Russland hat offenbar mehr Raketen stationiert als bekannt

9M729-Rakete
Laut Medienberichten erfasst die Reichweite der Marschflugkörper sogar Ziele in Mitteleuropa.

Russland hat seine umstrittenen Marschflugkörper vom Typ 9M729 einem Zeitungsbericht zufolge an mehr Standorten aufgestellt als bisher bekannt.

Die "Frankfurter Allgemeine Sonntagszeitung" ("FAS") berichtet unter Berufung auf einen ranghohen westlichen Geheimdienstbeamten, dass es neben einem Ausbildungsbataillon auf dem südrussischen Testgelände Kapustin Jar und einem Bataillon in Kamyschlow östlich von Jekaterinburg noch zwei weitere Stationierungsorte geben soll: das nordossetische Mosdok sowie Schuja nahe Moskau.

64 Marschflugkörper

Über den Standort in Schuja hatten die USA ihre NATO-Partner dem Bericht zufolge erstmals in der zweiten Hälfte des vergangenen Jahres informiert. Jedes der vier Bataillone verfügt laut der "FAS" über vier Startfahrzeuge auf Rädern, die jeweils vier Raketen mit sich führen. Folglich besitze Russland mindestens 64 der neuen Marschflugkörper, die sowohl mit einem konventionellen als auch mit einem atomaren Sprengstoff bestückt werden können.

Ausstieg aus INF-Abrüstungsvertrag

Russland und die USA waren in der vergangenen Woche aus dem INF-Abrüstungsvertrag ausgestiegen.

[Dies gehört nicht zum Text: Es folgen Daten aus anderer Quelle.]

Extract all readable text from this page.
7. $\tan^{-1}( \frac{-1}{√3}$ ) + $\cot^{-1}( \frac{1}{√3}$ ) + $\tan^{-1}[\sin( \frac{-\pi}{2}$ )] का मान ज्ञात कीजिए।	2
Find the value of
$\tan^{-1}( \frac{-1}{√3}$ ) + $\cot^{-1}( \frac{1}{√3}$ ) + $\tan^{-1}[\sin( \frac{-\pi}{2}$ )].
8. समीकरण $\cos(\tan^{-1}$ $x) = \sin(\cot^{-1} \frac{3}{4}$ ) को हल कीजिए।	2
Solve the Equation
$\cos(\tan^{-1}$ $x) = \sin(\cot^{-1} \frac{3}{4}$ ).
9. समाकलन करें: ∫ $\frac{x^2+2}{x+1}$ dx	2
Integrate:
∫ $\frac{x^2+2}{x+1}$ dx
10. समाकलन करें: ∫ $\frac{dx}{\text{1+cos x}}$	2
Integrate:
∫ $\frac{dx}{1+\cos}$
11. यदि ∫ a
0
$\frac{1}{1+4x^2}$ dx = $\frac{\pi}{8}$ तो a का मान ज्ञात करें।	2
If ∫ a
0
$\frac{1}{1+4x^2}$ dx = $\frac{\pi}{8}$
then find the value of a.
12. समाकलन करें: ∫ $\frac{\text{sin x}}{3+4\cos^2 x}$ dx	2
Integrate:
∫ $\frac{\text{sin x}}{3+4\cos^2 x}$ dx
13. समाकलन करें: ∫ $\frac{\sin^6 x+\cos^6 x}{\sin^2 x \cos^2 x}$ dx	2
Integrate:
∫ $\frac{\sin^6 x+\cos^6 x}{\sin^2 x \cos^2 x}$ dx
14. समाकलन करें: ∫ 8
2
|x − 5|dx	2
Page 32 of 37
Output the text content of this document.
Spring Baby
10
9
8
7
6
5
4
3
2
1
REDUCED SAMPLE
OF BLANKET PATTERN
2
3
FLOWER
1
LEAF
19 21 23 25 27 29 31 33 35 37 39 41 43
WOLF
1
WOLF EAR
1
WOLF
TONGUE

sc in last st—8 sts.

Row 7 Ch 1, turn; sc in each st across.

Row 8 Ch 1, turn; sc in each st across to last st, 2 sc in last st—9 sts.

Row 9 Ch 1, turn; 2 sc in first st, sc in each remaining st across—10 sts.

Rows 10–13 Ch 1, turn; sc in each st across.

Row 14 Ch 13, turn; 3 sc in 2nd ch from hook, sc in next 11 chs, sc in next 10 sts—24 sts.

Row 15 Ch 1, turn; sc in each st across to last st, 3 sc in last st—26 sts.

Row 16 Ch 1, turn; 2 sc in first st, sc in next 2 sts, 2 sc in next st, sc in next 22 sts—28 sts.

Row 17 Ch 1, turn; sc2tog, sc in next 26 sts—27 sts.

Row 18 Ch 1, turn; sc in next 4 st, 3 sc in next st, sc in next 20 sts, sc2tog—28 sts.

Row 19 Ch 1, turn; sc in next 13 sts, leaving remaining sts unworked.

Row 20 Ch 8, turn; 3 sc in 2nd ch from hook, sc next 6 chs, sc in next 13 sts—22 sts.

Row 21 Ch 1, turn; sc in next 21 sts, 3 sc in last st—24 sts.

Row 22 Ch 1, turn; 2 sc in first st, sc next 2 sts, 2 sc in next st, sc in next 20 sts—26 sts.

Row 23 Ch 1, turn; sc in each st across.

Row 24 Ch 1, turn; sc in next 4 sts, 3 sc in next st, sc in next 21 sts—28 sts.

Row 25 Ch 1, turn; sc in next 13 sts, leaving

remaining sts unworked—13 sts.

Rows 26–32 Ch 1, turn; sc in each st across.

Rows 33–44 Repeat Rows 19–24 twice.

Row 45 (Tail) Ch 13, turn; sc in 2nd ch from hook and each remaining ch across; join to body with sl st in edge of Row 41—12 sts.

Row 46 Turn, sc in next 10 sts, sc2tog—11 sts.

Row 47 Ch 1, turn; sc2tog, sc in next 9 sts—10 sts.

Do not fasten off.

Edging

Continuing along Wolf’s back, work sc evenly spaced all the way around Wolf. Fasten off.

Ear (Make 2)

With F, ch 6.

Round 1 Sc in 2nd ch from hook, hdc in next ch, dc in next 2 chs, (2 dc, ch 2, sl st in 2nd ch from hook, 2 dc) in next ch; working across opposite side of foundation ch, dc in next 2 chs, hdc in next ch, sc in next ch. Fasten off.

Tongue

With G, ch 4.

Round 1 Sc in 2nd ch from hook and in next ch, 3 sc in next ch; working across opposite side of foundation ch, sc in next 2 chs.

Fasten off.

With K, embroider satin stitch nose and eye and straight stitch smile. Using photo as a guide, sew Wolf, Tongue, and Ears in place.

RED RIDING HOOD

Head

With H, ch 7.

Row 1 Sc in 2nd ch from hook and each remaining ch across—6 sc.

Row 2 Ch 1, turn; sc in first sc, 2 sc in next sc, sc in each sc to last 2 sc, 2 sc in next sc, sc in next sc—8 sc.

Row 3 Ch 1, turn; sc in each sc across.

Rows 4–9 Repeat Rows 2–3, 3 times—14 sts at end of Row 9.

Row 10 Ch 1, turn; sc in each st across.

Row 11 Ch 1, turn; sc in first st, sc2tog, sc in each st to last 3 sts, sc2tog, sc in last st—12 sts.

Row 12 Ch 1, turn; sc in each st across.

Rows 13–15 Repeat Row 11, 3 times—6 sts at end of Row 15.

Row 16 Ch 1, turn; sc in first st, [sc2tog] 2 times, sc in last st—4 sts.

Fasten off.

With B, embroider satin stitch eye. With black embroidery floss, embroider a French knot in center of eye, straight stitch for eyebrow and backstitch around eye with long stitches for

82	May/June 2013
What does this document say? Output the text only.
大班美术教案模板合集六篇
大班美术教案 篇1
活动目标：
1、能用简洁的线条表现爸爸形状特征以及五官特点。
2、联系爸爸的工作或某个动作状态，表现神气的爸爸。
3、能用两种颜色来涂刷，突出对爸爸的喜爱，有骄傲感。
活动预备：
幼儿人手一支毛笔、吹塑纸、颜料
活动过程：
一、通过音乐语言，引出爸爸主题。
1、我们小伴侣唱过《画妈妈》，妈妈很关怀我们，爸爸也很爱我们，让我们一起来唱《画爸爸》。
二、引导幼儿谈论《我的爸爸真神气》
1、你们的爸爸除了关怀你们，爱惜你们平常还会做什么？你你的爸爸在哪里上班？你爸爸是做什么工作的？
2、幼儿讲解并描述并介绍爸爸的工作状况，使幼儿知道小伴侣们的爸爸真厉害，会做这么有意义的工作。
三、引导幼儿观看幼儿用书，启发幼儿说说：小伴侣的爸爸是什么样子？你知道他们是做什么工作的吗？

Das Abkommen verbietet landgestützte Raketen und Marschflugkörper mit einer Reichweite zwischen 500 und 5.500 Kilometern, die Atomsprengköpfe tragen können. Die USA und die NATO werfen Russland vor, mit seinem Marschflugkörper 9M729 gegen das Abkommen zu verstoßen. Moskau bestreitet dies.

Bedrohung für Europa?

Wie die "FAS" berichtete, beträgt die Reichweite des Marschflugkörpers mit Atomsprengkopf 2.350 Kilometer, mit einem konventionellen 500 Kilogramm schweren Sprengkopf sind es demnach 2.000 Kilometer. Nach Angaben aus Moskau hat der Marschflugkörper nur eine Reichweite von 480 Kilometern.

Bei der derzeitigen Aufstellung liegen dem Bericht zufolge das östliche und nördliche Europa sowie Mitteleuropa in Reichweite des Systems. Im Krisenfall könne das System jedoch rasch gen Westen verlegt werden und ganz Europa mit Ausnahme Portugals bedrohen, schrieb die "FAS" weiter.

Kommt ein neues Wettrüsten?

Der INF-Vertrag war 1987 vom damaligen US-Präsidenten Ronald Reagan und dem sowjetischen Staatschef Michail Gorbatschow unterzeichnet worden. Die USA und Russland werfen sich gegenseitig vor, den Abrüstungsvertrag aus den Zeiten des Kalten Krieges zu verletzen. Experten sehen in der Aufkündigung des Abkommens ein mögliches Startsignal für ein neues Wettrüsten.